Genug geplaudert, jetzt geht‘s in die Luft. Ich fliege mit Tim Hardy, dem Sling-Vertriebspartner in Großbritannien. Für Deutschland ist die niederländische Frisian Air der Vertriebspartner (). Wie immer bei einem unvertrauten Muster besteht die Gefahr, dass man sich beim Einsteigen blamiert, umso mehr, wenn Videokameras im Spiel sind. Dank der fehlenden Verstrebungen und zwei anständig großer Türen ist der Zugang zum Cockpit einfach – vom Steuerknüppel abgesehen. Ich weiß, dass ein Steuerknüppel besser ist als ein Steuerhorn, aber wenn man sein Bein darüber hinweg heben muss, wird das leider mit zunehmendem Alter schwieriger.
Die Sitze sind genauso bequem wie sie aussehen. Überrascht bin ich, als ich meine Füße auf die Pedale stelle. Sie kippen, als ob sie mit Fußspitzenbremsen ausgestattet wären, aber da beide Hauptbremsen über einen handbetätigten Zentralhebel betätigt werden, fühlt es sich an, als ob die Bremsen versagen. Ich könnte mich an den Hebel gewöhnen, aber separate Fußspitzenbremsen sind besser. Wenn ich bei Sling etwas zu sagen hätte, würde ich sie zum Standard machen – sie sind als Option erhältlich und bei der Spornradkonfiguration wohl auch erforderlich.

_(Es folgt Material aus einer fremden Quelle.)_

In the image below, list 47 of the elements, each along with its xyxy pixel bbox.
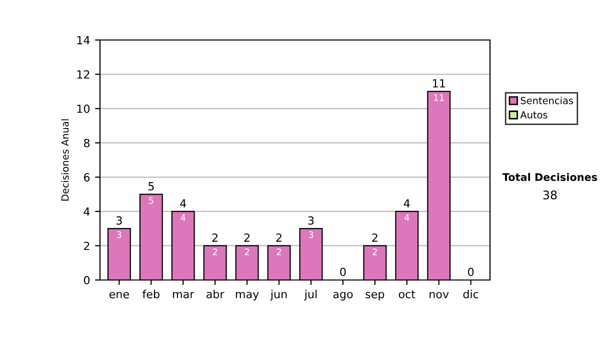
total-label: 4 — [404, 199, 410, 208]
y-tick-label: 6 — [84, 173, 90, 182]
data-label: 2 — [372, 248, 377, 256]
y-tick-label: 14 — [77, 36, 90, 44]
data-label: 11 — [434, 94, 444, 101]
x-tick-label: mar — [173, 292, 194, 298]
data-label: 3 — [116, 231, 122, 238]
data-label: 3 — [308, 231, 314, 238]
x-tick-label: nov — [430, 292, 449, 298]
x-tick-label: ago — [333, 292, 353, 300]
x-tick-label: ene — [109, 292, 129, 298]
x-tick-label: oct — [398, 290, 416, 298]
total-label: 11 — [433, 79, 445, 88]
data-label: 4 — [404, 214, 410, 221]
total-label: 4 — [180, 199, 186, 208]
y-tick-label: 12 — [77, 70, 90, 79]
y-tick-label: 4 — [84, 208, 90, 216]
y-tick-label: 0 — [84, 276, 90, 284]
total-label: 0 — [468, 268, 474, 276]
total-label: 2 — [212, 233, 218, 242]
total-label: 3 — [308, 216, 314, 225]
data-label: 2 — [212, 248, 218, 256]
total-label: 2 — [244, 233, 250, 242]
x-tick-label: sep — [366, 292, 384, 300]
data-label: 2 — [244, 248, 250, 256]
x-tick-label: feb — [142, 290, 160, 298]
total-label: 2 — [276, 233, 282, 242]
data-label: 4 — [180, 214, 186, 221]
x-tick-label: jun — [270, 290, 287, 300]
data-label: 2 — [276, 248, 281, 256]
total-label: 3 — [116, 216, 122, 225]
total-label: 2 — [372, 233, 378, 242]
legend-label: Sentencias — [520, 96, 574, 104]
text: 38 — [543, 190, 557, 200]
x-tick-label: may — [236, 292, 259, 300]
y-tick-label: 10 — [77, 104, 90, 113]
data-label: 5 — [148, 197, 154, 204]
total-label: 5 — [148, 182, 154, 190]
y-axis-title: Decisiones Anual — [61, 119, 69, 201]
y-tick-label: 8 — [84, 138, 90, 148]
x-tick-label: abr — [206, 290, 224, 298]
x-tick-label: jul — [304, 290, 317, 300]
total-label: 0 — [340, 268, 346, 276]
text: Total Decisiones — [502, 172, 598, 182]
x-tick-label: dic — [463, 290, 478, 298]
y-tick-label: 2 — [84, 242, 90, 250]
legend-label: Autos — [520, 111, 548, 118]
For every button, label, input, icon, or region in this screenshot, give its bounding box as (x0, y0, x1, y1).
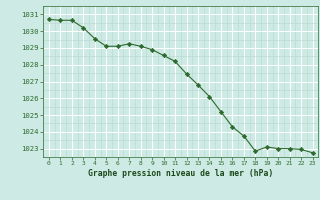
X-axis label: Graphe pression niveau de la mer (hPa): Graphe pression niveau de la mer (hPa) (88, 169, 273, 178)
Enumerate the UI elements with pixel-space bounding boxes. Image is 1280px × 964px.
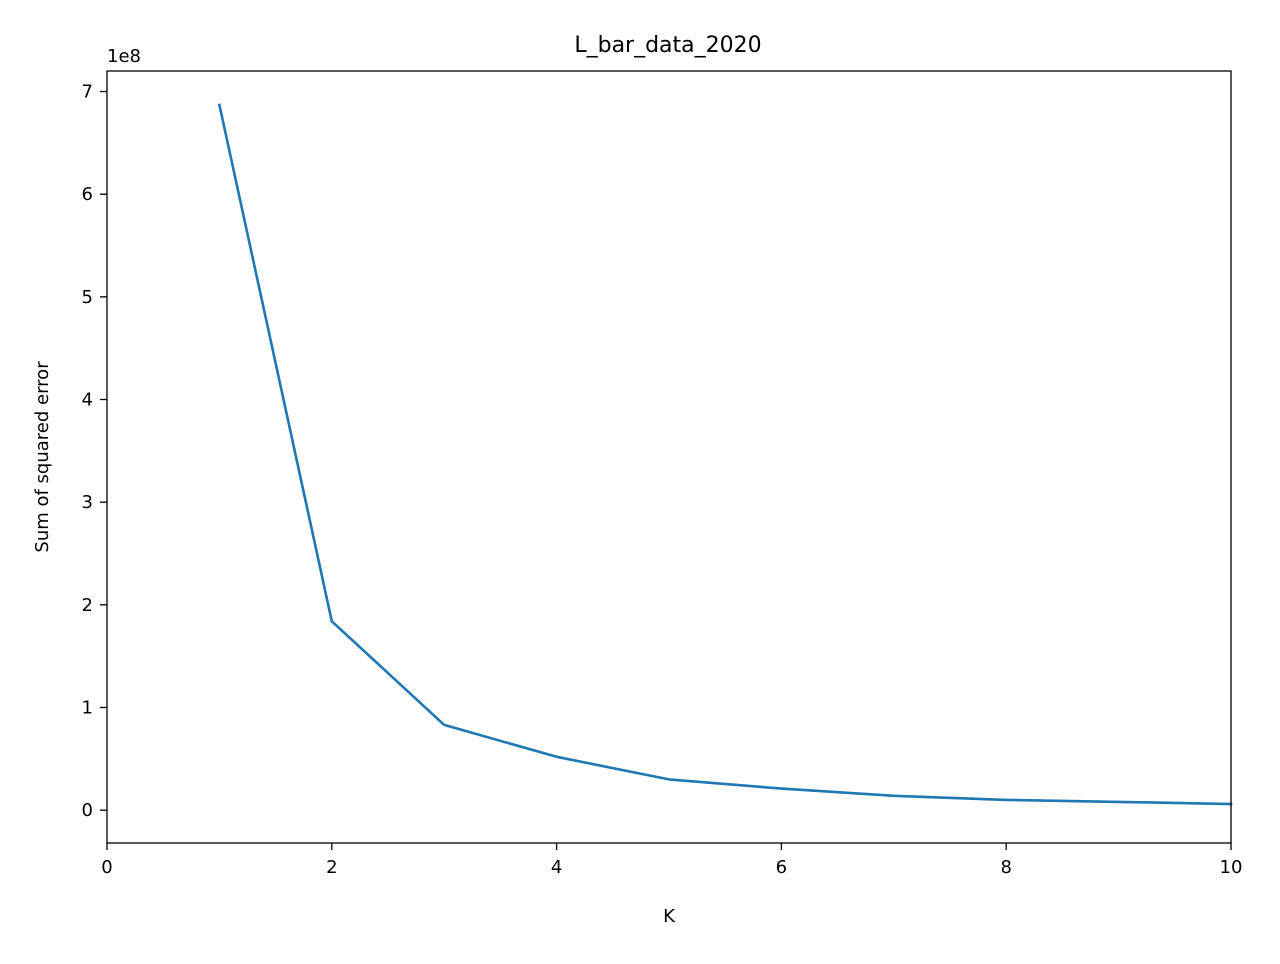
y-tick-label: 0 bbox=[82, 800, 93, 821]
y-offset-label: 1e8 bbox=[107, 46, 141, 67]
y-axis-label: Sum of squared error bbox=[32, 361, 53, 553]
y-tick-label: 1 bbox=[82, 697, 93, 718]
x-tick-label: 0 bbox=[101, 857, 112, 878]
x-axis-label: K bbox=[663, 906, 676, 927]
y-tick-label: 3 bbox=[82, 492, 93, 513]
chart-title: L_bar_data_2020 bbox=[574, 33, 761, 58]
ticks-layer: 0 2 4 6 8 10 0 1 2 3 4 5 6 7 bbox=[82, 82, 1243, 878]
x-tick-label: 10 bbox=[1220, 857, 1243, 878]
y-tick-label: 5 bbox=[82, 287, 93, 308]
series-layer bbox=[219, 105, 1231, 804]
x-tick-label: 6 bbox=[776, 857, 787, 878]
x-tick-label: 8 bbox=[1000, 857, 1011, 878]
y-tick-label: 4 bbox=[82, 390, 93, 411]
x-tick-label: 4 bbox=[551, 857, 562, 878]
x-tick-label: 2 bbox=[326, 857, 337, 878]
y-tick-label: 7 bbox=[82, 82, 93, 103]
series-line bbox=[219, 105, 1231, 804]
plot-frame bbox=[107, 71, 1231, 843]
y-tick-label: 2 bbox=[82, 595, 93, 616]
y-tick-label: 6 bbox=[82, 184, 93, 205]
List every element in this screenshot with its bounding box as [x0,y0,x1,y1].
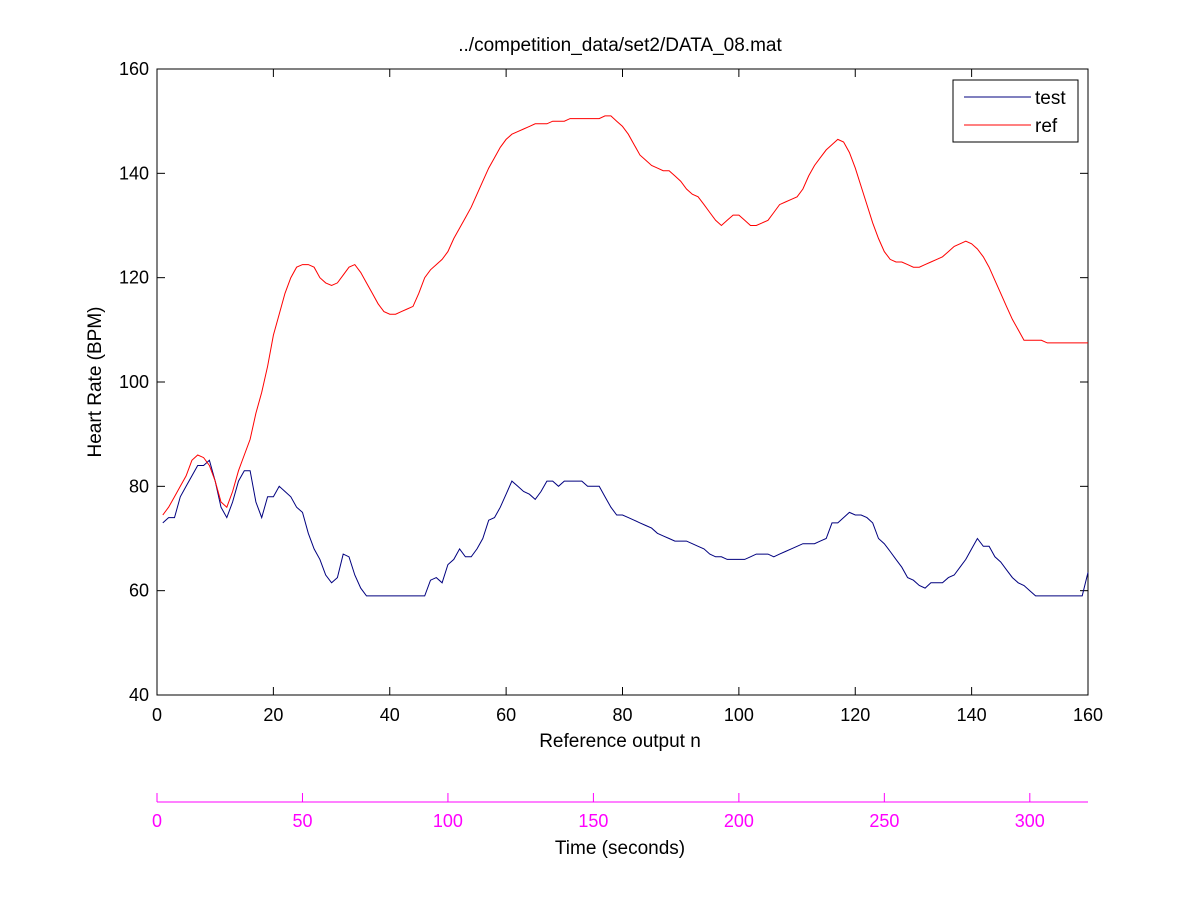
y-axis-ticks: 40 60 80 100 120 140 160 [119,59,1088,705]
chart-title: ../competition_data/set2/DATA_08.mat [458,35,782,56]
y-tick-label-80: 80 [129,476,149,496]
x-tick-label-80: 80 [612,705,632,725]
series-line-test [162,459,1089,597]
y-axis-label: Heart Rate (BPM) [85,307,106,458]
plot-frame [156,68,1089,696]
time-tick-label-300: 300 [1015,811,1045,831]
time-tick-label-100: 100 [433,811,463,831]
series-lines [162,115,1089,597]
x-tick-label-140: 140 [957,705,987,725]
time-tick-label-50: 50 [292,811,312,831]
y-tick-label-100: 100 [119,372,149,392]
legend-box [952,79,1079,143]
time-tick-label-150: 150 [578,811,608,831]
x-tick-label-160: 160 [1073,705,1103,725]
time-axis-ticks: 0 50 100 150 200 250 300 [152,793,1045,831]
x-tick-label-60: 60 [496,705,516,725]
time-tick-label-250: 250 [869,811,899,831]
y-tick-label-120: 120 [119,268,149,288]
legend: test ref [952,79,1079,143]
x-tick-label-20: 20 [263,705,283,725]
y-tick-label-140: 140 [119,163,149,183]
time-axis: 0 50 100 150 200 250 300 Time (seconds) [152,793,1088,859]
time-axis-label: Time (seconds) [555,838,685,859]
plot-area: 0 20 40 60 80 100 120 140 160 40 60 80 100 120 140 160 [119,59,1103,725]
x-axis-label: Reference output n [539,731,701,752]
time-tick-label-200: 200 [724,811,754,831]
y-tick-label-60: 60 [129,581,149,601]
x-tick-label-40: 40 [380,705,400,725]
x-tick-label-0: 0 [152,705,162,725]
y-tick-label-40: 40 [129,685,149,705]
series-line-ref [162,115,1088,516]
time-tick-label-0: 0 [152,811,162,831]
legend-label-ref: ref [1035,116,1058,137]
y-tick-label-160: 160 [119,59,149,79]
x-tick-label-120: 120 [840,705,870,725]
x-tick-label-100: 100 [724,705,754,725]
legend-label-test: test [1035,88,1066,109]
x-axis-ticks: 0 20 40 60 80 100 120 140 160 [152,69,1103,725]
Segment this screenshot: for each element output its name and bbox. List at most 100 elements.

Das Unternehmen setzt konsequent auf Garmin-Avionik: Im Panel steckt ein großes G3X-Touch-Display, dazu der GPS-Navigator GTN750 sowie ein G5 als Backup. Der Autopilot ist ein GFC500, der Propeller wird per Drehknopf im Panel elektrisch verstellt.
Nach dem Anlassen geht es zum Rollhalt. Ich bin ein Fan von ungesteuerten Bugrädern und der Steuerung per differentiellem Bremsen, aber die Bugradsteuerung der Sling funktioniert sehr gut. Der Motorcheck läuft etwas anders ab, wegen der beiden Engine Control Units (ECU) des elektronisch gesteuerten Rotax und der elektrischen Propellerverstellung. Tim weist mich darauf hin, dass die Geschwindigkeit auf 55 Knoten erhöht werden muss, bevor das Bugrad die Bahn verlässt. Ein zu frühes Abheben würde den Luftwiderstand erhöhen und die Startstrecke verlängern.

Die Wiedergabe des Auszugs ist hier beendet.